Religious leaders, dignitaries call on Hong Kong Chief Executive Carrie Lam to stop police brutality

Published 02 January 2020  |  
(Photo: REUTERS/Athit Perawongmetha)
People hold up signs and a mobile phone as they gather at West Kowloon Law Courts Building to show their support to 96 anti-government protesters who were arrested days ago in Hong Kong, China, October 2, 2019.

With fresh protests ringing in the new year in Hong Kong, parliamentarians, dignitaries and faith leaders have urged Chief Executive Carrie Lam to act on police brutality.

In an open letter signed by 40 leaders from 18 countries, the leaders express "grave concerns at the recent escalation of police brutality over the Christmas period".

An independent inquiry into police brutality is one of the demands of the pro-democracy protesters.

The letter has been signed by former Bishop of Rochester Michael Nazir-Ali, President of the Federation of Asian Bishops Conferences Cardinal Charles Muang Bo, former head of the All India Catholic Union Dr John Dayal, ex Foreign Secretary Sir Malcolm Rifkind, previous Speaker of the House of Commons John Bercow, Lord Alton of Liverpool, and the EU's Special Envoy for Freedom of Religion or Belief Jan Figel.

The letter urges Lam to use her authority and responsibility to "seek genuine ways forward out of this crisis by addressing the grievances of Hong Kong people, bringing the Hong Kong Police Force under control, ensuring accountability and an end to impunity".

It also asks that she begin a process of democratic political reform following December's district council elections, which saw an unprecedented turnout and pro-democracy candidates sweep the board.

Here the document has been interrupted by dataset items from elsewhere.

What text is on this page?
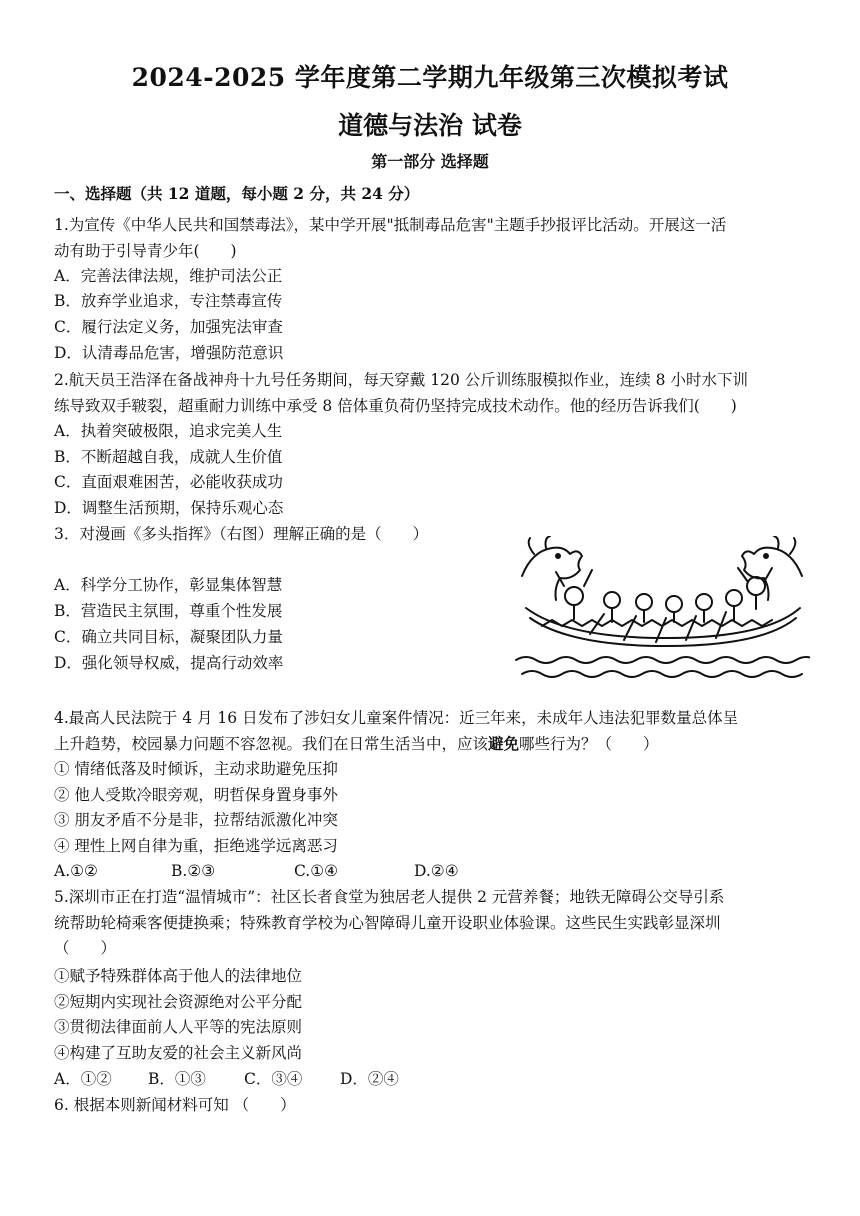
2024-2025 学年度第二学期九年级第三次模拟考试
道德与法治 试卷
第一部分 选择题
一、选择题（共 12 道题，每小题 2 分，共 24 分）
1.为宣传《中华人民共和国禁毒法》，某中学开展"抵制毒品危害"主题手抄报评比活动。开展这一活
动有助于引导青少年(　　)
A．完善法律法规，维护司法公正
B．放弃学业追求，专注禁毒宣传
C．履行法定义务，加强宪法审查
D．认清毒品危害，增强防范意识
2.航天员王浩泽在备战神舟十九号任务期间，每天穿戴 120 公斤训练服模拟作业，连续 8 小时水下训
练导致双手皲裂，超重耐力训练中承受 8 倍体重负荷仍坚持完成技术动作。他的经历告诉我们(　　)
A．执着突破极限，追求完美人生
B．不断超越自我，成就人生价值
C．直面艰难困苦，必能收获成功
D．调整生活预期，保持乐观心态
3．对漫画《多头指挥》（右图）理解正确的是（　　）
A．科学分工协作，彰显集体智慧
B．营造民主氛围，尊重个性发展
C．确立共同目标，凝聚团队力量
D．强化领导权威，提高行动效率
4.最高人民法院于 4 月 16 日发布了涉妇女儿童案件情况：近三年来，未成年人违法犯罪数量总体呈
上升趋势，校园暴力问题不容忽视。我们在日常生活当中，应该避免哪些行为？（　　）
① 情绪低落及时倾诉，主动求助避免压抑
② 他人受欺冷眼旁观，明哲保身置身事外
③ 朋友矛盾不分是非，拉帮结派激化冲突
④ 理性上网自律为重，拒绝逃学远离恶习
A.①②	B.②③	C.①④	D.②④
5.深圳市正在打造“温情城市”：社区长者食堂为独居老人提供 2 元营养餐；地铁无障碍公交导引系
统帮助轮椅乘客便捷换乘；特殊教育学校为心智障碍儿童开设职业体验课。这些民生实践彰显深圳
（　　）
①赋予特殊群体高于他人的法律地位
②短期内实现社会资源绝对公平分配
③贯彻法律面前人人平等的宪法原则
④构建了互助友爱的社会主义新风尚
A．①② B．①③ C．③④ D．②④
6. 根据本则新闻材料可知 （　　）
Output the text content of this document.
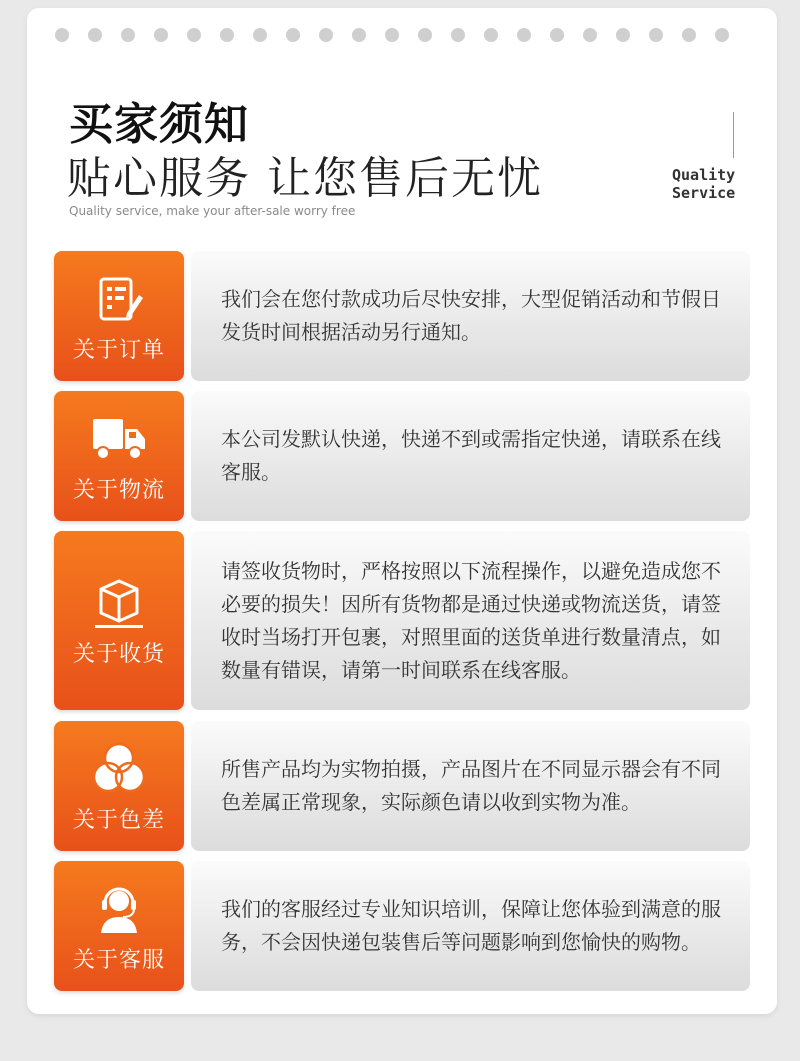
买家须知
贴心服务 让您售后无忧
Quality service, make your after-sale worry free
Quality
Service
关于订单
我们会在您付款成功后尽快安排，大型促销活动和节假日发货时间根据活动另行通知。
关于物流
本公司发默认快递，快递不到或需指定快递，请联系在线客服。
关于收货
请签收货物时，严格按照以下流程操作，以避免造成您不必要的损失！因所有货物都是通过快递或物流送货，请签收时当场打开包裹，对照里面的送货单进行数量清点，如数量有错误，请第一时间联系在线客服。
关于色差
所售产品均为实物拍摄，产品图片在不同显示器会有不同色差属正常现象，实际颜色请以收到实物为准。
关于客服
我们的客服经过专业知识培训，保障让您体验到满意的服务，不会因快递包装售后等问题影响到您愉快的购物。
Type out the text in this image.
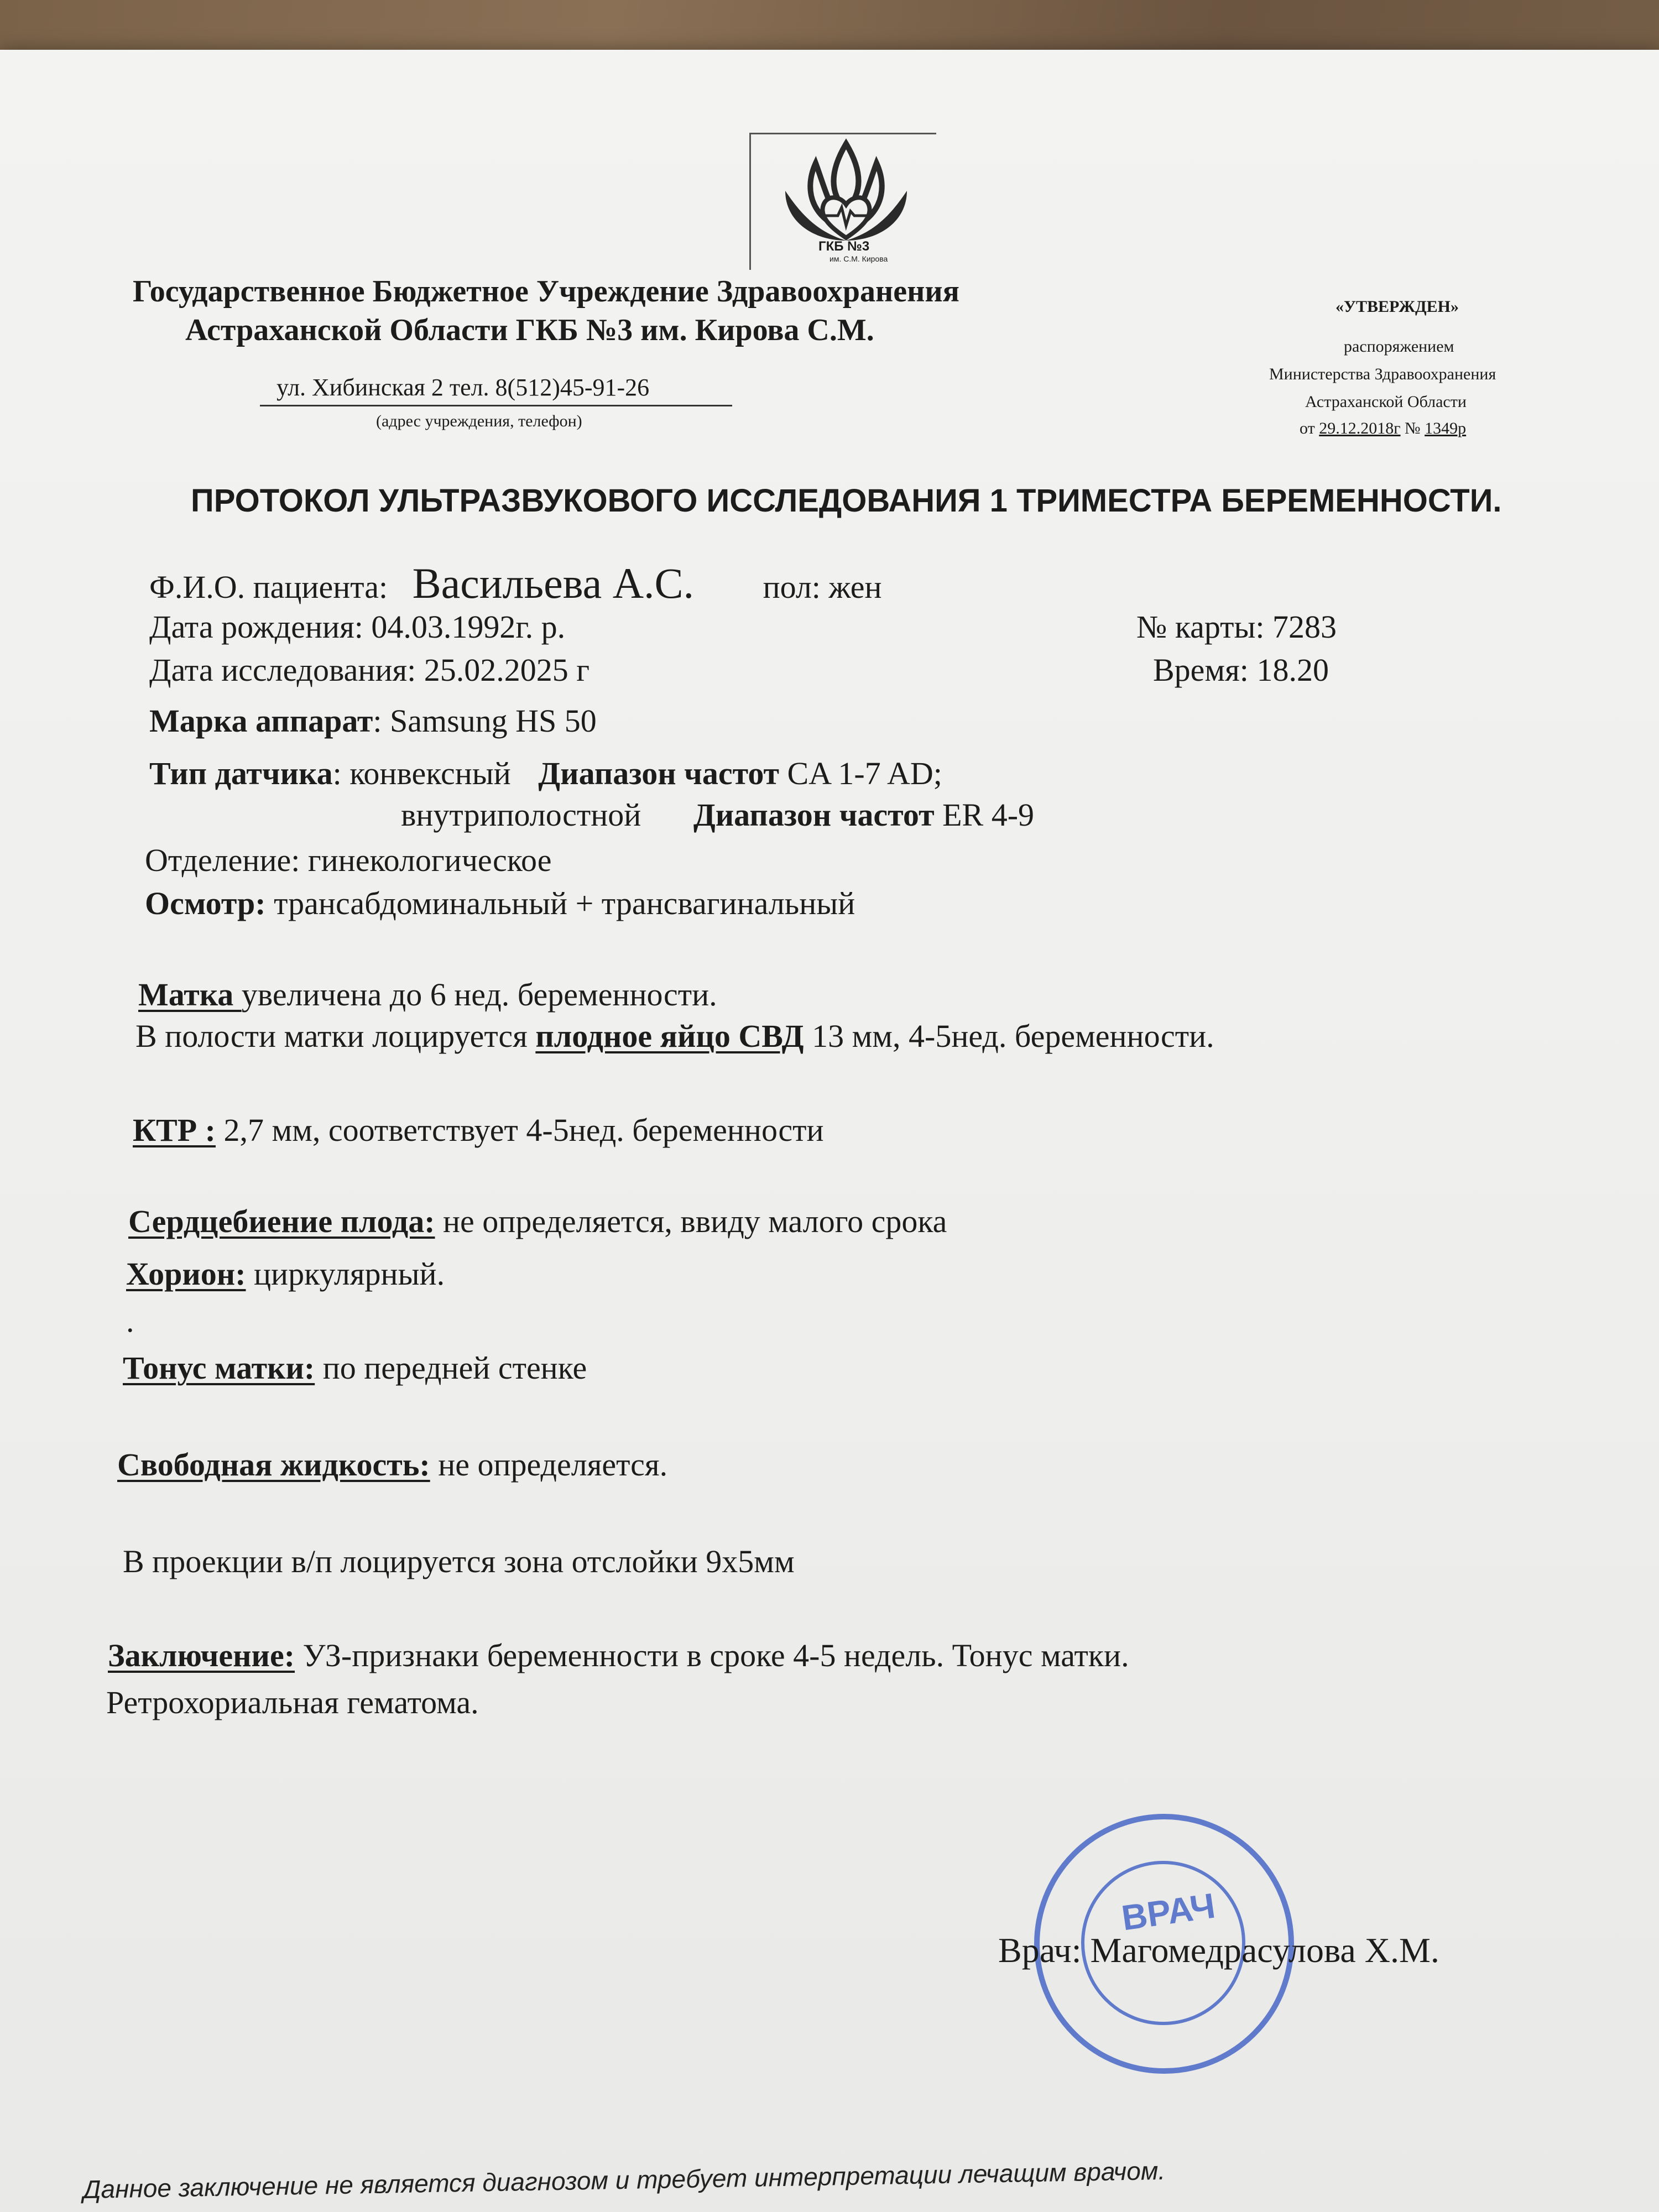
ГКБ №3
им. С.М. Кирова
Государственное Бюджетное Учреждение Здравоохранения
Астраханской Области ГКБ №3 им. Кирова С.М.
ул. Хибинская 2 тел. 8(512)45-91-26
(адрес учреждения, телефон)
«УТВЕРЖДЕН»
распоряжением
Министерства Здравоохранения
Астраханской Области
от 29.12.2018г № 1349р
ПРОТОКОЛ УЛЬТРАЗВУКОВОГО ИССЛЕДОВАНИЯ 1 ТРИМЕСТРА БЕРЕМЕННОСТИ.
Ф.И.О. пациента: Васильева А.С. пол: жен
Дата рождения: 04.03.1992г. р.	№ карты: 7283
Дата исследования: 25.02.2025 г	Время: 18.20
Марка аппарат: Samsung HS 50
Тип датчика: конвексный Диапазон частот CA 1-7 AD;
внутриполостной Диапазон частот ER 4-9
Отделение: гинекологическое
Осмотр: трансабдоминальный + трансвагинальный
Матка увеличена до 6 нед. беременности.
В полости матки лоцируется плодное яйцо СВД 13 мм, 4-5нед. беременности.
КТР : 2,7 мм, соответствует 4-5нед. беременности
Сердцебиение плода: не определяется, ввиду малого срока
Хорион: циркулярный.
.
Тонус матки: по передней стенке
Свободная жидкость: не определяется.
В проекции в/п лоцируется зона отслойки 9х5мм
Заключение: УЗ-признаки беременности в сроке 4-5 недель. Тонус матки.
Ретрохориальная гематома.
ВРАЧ
Врач: Магомедрасулова Х.М.
Данное заключение не является диагнозом и требует интерпретации лечащим врачом.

"Hong Kong is a great world city, a major international financial and trading centre, and an important gateway to China and the rest of Asia. It would be a tragedy if it loses this role and gains a reputation for repression," the letter reads.

"Failure to seize this opportunity will result in further human suffering, fear, violence and instability and the tragic decline of your great city.

"It may also result in even more vocal calls for targeted Magnitsky sanctions against officials in Hong Kong directly or indirectly responsible for human rights violations.

"It is our hope that you choose a path of constructive and meaningful reform which makes reconciliation and healing possible."

Last month, former Archbishop of Canterbury Dr Rowan Williams joined with Lord Singh of Wimbledon, chairman of Finsbury Park Mosque Mohammed Kozbar, and the head of Humanists UK Andrew Copson, among others, in calling on Boris Johnson and Dominic Raab to uphold Britain's responsibilities Sino-British Joint Declaration.

"We are leaders and members of religious and freedom of belief organisations and we stand collectively with Hong Kong," they write.

"We strive to uphold human rights, individual liberty, protection from violence and the rule of law: the fundamental principles that Hongkongers face losing in their fight for freedom. We stand with them and urge you to do the same.

"The UK government has so far stood back and hoped the crisis in Hong Kong will simply resolve itself. But hoping is not good enough.

"We need this government to take concrete action, rather than just 'speaking up' for the people of Hong Kong who are suffering during this unrest."